Spike Jonze's Where the Wild Things Are, a 101-minute adaptation of Maurice Sendek's 1963 classic, is simply a film told from the viewpoint of a very confused child. Much like Elliott from E.T.: The Extra Terrestrial, Wild Things' Max has probably seen more of his fair share of sadness and rejection in life - he's lonely, and he's got some anger in him, too.
Elliott had it easy - E.T. showed up in his backyard and loved Reese's. Max, after an afternoon and evening of igloo making and questionably chosen snowball fights, has to find his friends on his own.
Much like the book, Max (newcomer Max Records) has a disagreement with his mother (Catherine Keener, The 40-Year-old Virgin) and runs out of the house. He soon finds a boat tied on the side of a lake, and after a long journey through rough waters he lands on an island inhabited by large, juvenile creatures.
One of the interesting aspects of Wild Things is that all the creatures he meets are very childlike in nature - the kind of creatures that like sleeping in a big pile. Despite their appearances they're quite friendly, for the main part, and seem to enjoy all the simple things that Max does.
Like E.T., I think the creatures are supposed to act as outlets of Max's personality - he discusses his hopes, dreams and fears with them, and they respond the way a child would.

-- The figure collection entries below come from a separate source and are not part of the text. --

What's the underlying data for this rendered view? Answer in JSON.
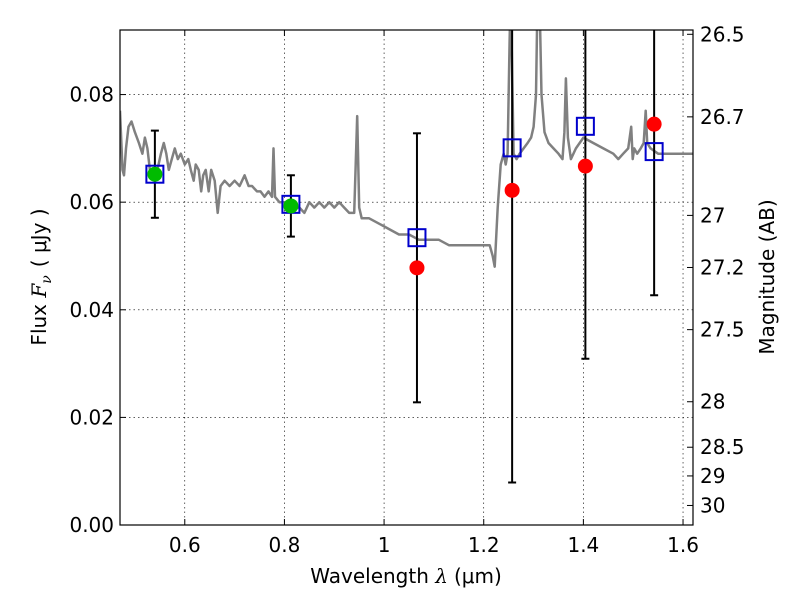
{
  "chart_data": {
    "type": "scatter",
    "title": "",
    "xlabel": {
      "prefix": "Wavelength ",
      "symbol": "λ",
      "unit": "(μm)"
    },
    "ylabel": {
      "prefix": "Flux ",
      "symbol": "F",
      "subscript": "ν",
      "unit": "( μJy )"
    },
    "y2label": "Magnitude (AB)",
    "xlim": [
      0.47,
      1.62
    ],
    "ylim": [
      0.0,
      0.092
    ],
    "grid": true,
    "x_ticks": [
      {
        "v": 0.6,
        "label": "0.6"
      },
      {
        "v": 0.8,
        "label": "0.8"
      },
      {
        "v": 1.0,
        "label": "1"
      },
      {
        "v": 1.2,
        "label": "1.2"
      },
      {
        "v": 1.4,
        "label": "1.4"
      },
      {
        "v": 1.6,
        "label": "1.6"
      }
    ],
    "y_ticks": [
      {
        "v": 0.0,
        "label": "0.00"
      },
      {
        "v": 0.02,
        "label": "0.02"
      },
      {
        "v": 0.04,
        "label": "0.04"
      },
      {
        "v": 0.06,
        "label": "0.06"
      },
      {
        "v": 0.08,
        "label": "0.08"
      }
    ],
    "mag_ticks": [
      {
        "mag": 26.5,
        "label": "26.5"
      },
      {
        "mag": 26.7,
        "label": "26.7"
      },
      {
        "mag": 27.0,
        "label": "27"
      },
      {
        "mag": 27.2,
        "label": "27.2"
      },
      {
        "mag": 27.5,
        "label": "27.5"
      },
      {
        "mag": 28.0,
        "label": "28"
      },
      {
        "mag": 28.5,
        "label": "28.5"
      },
      {
        "mag": 29.0,
        "label": "29"
      },
      {
        "mag": 30.0,
        "label": "30"
      }
    ],
    "colors": {
      "spectrum": "#808080",
      "model": "#0000cc",
      "observed_hst": "#00bb00",
      "observed_ir": "#ff0000",
      "errorbar": "#000000",
      "grid": "#000000"
    },
    "spectrum": [
      [
        0.47,
        0.077
      ],
      [
        0.475,
        0.066
      ],
      [
        0.478,
        0.065
      ],
      [
        0.482,
        0.07
      ],
      [
        0.487,
        0.074
      ],
      [
        0.493,
        0.075
      ],
      [
        0.5,
        0.073
      ],
      [
        0.508,
        0.071
      ],
      [
        0.515,
        0.069
      ],
      [
        0.52,
        0.072
      ],
      [
        0.525,
        0.07
      ],
      [
        0.53,
        0.066
      ],
      [
        0.538,
        0.065
      ],
      [
        0.545,
        0.066
      ],
      [
        0.552,
        0.069
      ],
      [
        0.558,
        0.071
      ],
      [
        0.563,
        0.069
      ],
      [
        0.568,
        0.066
      ],
      [
        0.574,
        0.068
      ],
      [
        0.58,
        0.07
      ],
      [
        0.586,
        0.068
      ],
      [
        0.592,
        0.069
      ],
      [
        0.6,
        0.067
      ],
      [
        0.607,
        0.068
      ],
      [
        0.612,
        0.066
      ],
      [
        0.618,
        0.064
      ],
      [
        0.622,
        0.067
      ],
      [
        0.628,
        0.066
      ],
      [
        0.633,
        0.062
      ],
      [
        0.637,
        0.065
      ],
      [
        0.642,
        0.066
      ],
      [
        0.648,
        0.062
      ],
      [
        0.653,
        0.066
      ],
      [
        0.66,
        0.064
      ],
      [
        0.666,
        0.058
      ],
      [
        0.672,
        0.063
      ],
      [
        0.68,
        0.064
      ],
      [
        0.69,
        0.063
      ],
      [
        0.7,
        0.064
      ],
      [
        0.71,
        0.063
      ],
      [
        0.72,
        0.065
      ],
      [
        0.728,
        0.063
      ],
      [
        0.735,
        0.063
      ],
      [
        0.745,
        0.062
      ],
      [
        0.752,
        0.062
      ],
      [
        0.76,
        0.061
      ],
      [
        0.768,
        0.062
      ],
      [
        0.775,
        0.061
      ],
      [
        0.778,
        0.07
      ],
      [
        0.781,
        0.061
      ],
      [
        0.79,
        0.06
      ],
      [
        0.8,
        0.06
      ],
      [
        0.81,
        0.059
      ],
      [
        0.82,
        0.059
      ],
      [
        0.83,
        0.059
      ],
      [
        0.84,
        0.058
      ],
      [
        0.85,
        0.06
      ],
      [
        0.86,
        0.059
      ],
      [
        0.87,
        0.06
      ],
      [
        0.88,
        0.059
      ],
      [
        0.89,
        0.06
      ],
      [
        0.9,
        0.059
      ],
      [
        0.91,
        0.06
      ],
      [
        0.92,
        0.059
      ],
      [
        0.93,
        0.058
      ],
      [
        0.94,
        0.058
      ],
      [
        0.946,
        0.076
      ],
      [
        0.95,
        0.059
      ],
      [
        0.955,
        0.057
      ],
      [
        0.97,
        0.057
      ],
      [
        0.99,
        0.056
      ],
      [
        1.01,
        0.055
      ],
      [
        1.03,
        0.054
      ],
      [
        1.05,
        0.054
      ],
      [
        1.07,
        0.053
      ],
      [
        1.09,
        0.053
      ],
      [
        1.11,
        0.053
      ],
      [
        1.13,
        0.052
      ],
      [
        1.15,
        0.052
      ],
      [
        1.17,
        0.052
      ],
      [
        1.19,
        0.052
      ],
      [
        1.2,
        0.052
      ],
      [
        1.212,
        0.052
      ],
      [
        1.218,
        0.05
      ],
      [
        1.222,
        0.048
      ],
      [
        1.228,
        0.059
      ],
      [
        1.234,
        0.067
      ],
      [
        1.24,
        0.069
      ],
      [
        1.244,
        0.067
      ],
      [
        1.248,
        0.069
      ],
      [
        1.252,
        0.09
      ],
      [
        1.254,
        0.098
      ],
      [
        1.256,
        0.09
      ],
      [
        1.26,
        0.069
      ],
      [
        1.266,
        0.068
      ],
      [
        1.272,
        0.069
      ],
      [
        1.28,
        0.07
      ],
      [
        1.288,
        0.071
      ],
      [
        1.295,
        0.072
      ],
      [
        1.3,
        0.074
      ],
      [
        1.305,
        0.08
      ],
      [
        1.308,
        0.098
      ],
      [
        1.312,
        0.098
      ],
      [
        1.316,
        0.08
      ],
      [
        1.322,
        0.073
      ],
      [
        1.33,
        0.071
      ],
      [
        1.34,
        0.07
      ],
      [
        1.35,
        0.069
      ],
      [
        1.358,
        0.068
      ],
      [
        1.362,
        0.073
      ],
      [
        1.365,
        0.083
      ],
      [
        1.369,
        0.072
      ],
      [
        1.375,
        0.068
      ],
      [
        1.385,
        0.07
      ],
      [
        1.4,
        0.072
      ],
      [
        1.42,
        0.071
      ],
      [
        1.44,
        0.07
      ],
      [
        1.46,
        0.069
      ],
      [
        1.47,
        0.068
      ],
      [
        1.48,
        0.069
      ],
      [
        1.49,
        0.07
      ],
      [
        1.496,
        0.074
      ],
      [
        1.499,
        0.068
      ],
      [
        1.502,
        0.07
      ],
      [
        1.508,
        0.069
      ],
      [
        1.515,
        0.07
      ],
      [
        1.521,
        0.071
      ],
      [
        1.525,
        0.077
      ],
      [
        1.528,
        0.071
      ],
      [
        1.535,
        0.07
      ],
      [
        1.55,
        0.069
      ],
      [
        1.57,
        0.069
      ],
      [
        1.585,
        0.069
      ],
      [
        1.6,
        0.069
      ],
      [
        1.62,
        0.069
      ]
    ],
    "model_points": [
      {
        "x": 0.54,
        "y": 0.0652
      },
      {
        "x": 0.813,
        "y": 0.0596
      },
      {
        "x": 1.066,
        "y": 0.0534
      },
      {
        "x": 1.257,
        "y": 0.0701
      },
      {
        "x": 1.404,
        "y": 0.0741
      },
      {
        "x": 1.542,
        "y": 0.0694
      }
    ],
    "observed_points": [
      {
        "x": 0.54,
        "y": 0.0652,
        "yerr": 0.0081,
        "band": "optical"
      },
      {
        "x": 0.813,
        "y": 0.0593,
        "yerr": 0.0057,
        "band": "optical"
      },
      {
        "x": 1.066,
        "y": 0.0478,
        "yerr": 0.025,
        "band": "ir"
      },
      {
        "x": 1.257,
        "y": 0.0622,
        "yerr": 0.0543,
        "band": "ir"
      },
      {
        "x": 1.404,
        "y": 0.0667,
        "yerr": 0.0358,
        "band": "ir"
      },
      {
        "x": 1.542,
        "y": 0.0745,
        "yerr": 0.0318,
        "band": "ir"
      }
    ]
  }
}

There isn't much conflict in the film, either, as Jonze and his co-writer on the screenplay, novelist Dave Eggers (A Heartbreaking Work of Staggering Genius), are more interested in the interactions between Max and the monsters than conflict and resolution.
I was initially unsure if Jonze, whose previous two films (Being John Malkovich, Adaptation) were genius but offbeat, was the right fit for Wild Things, but it didn't take long for any concerns to be put to ease. His style - slightly grainy photography, longer takes - fits the mood of the story perfectly. It's told entirely from Max's perspective, as well, never taking any time to observe and reflect on Max. All of the moments with the odd, giant creatures have a sense of wonder and excitement to them.
As I mentioned earlier, Wild Things is not a children's movie - though I believe most children will love it. But it's a smart film, never too happy or sad, that reflects on the fears that we face - and the ways we overcome those fears. Adults will probably enjoy this film more than their children.
Where the Wild Things Are, rated PG for mild thematic elements, some adventure action and brief language, is playing at Regal Cinema 7 in Boone.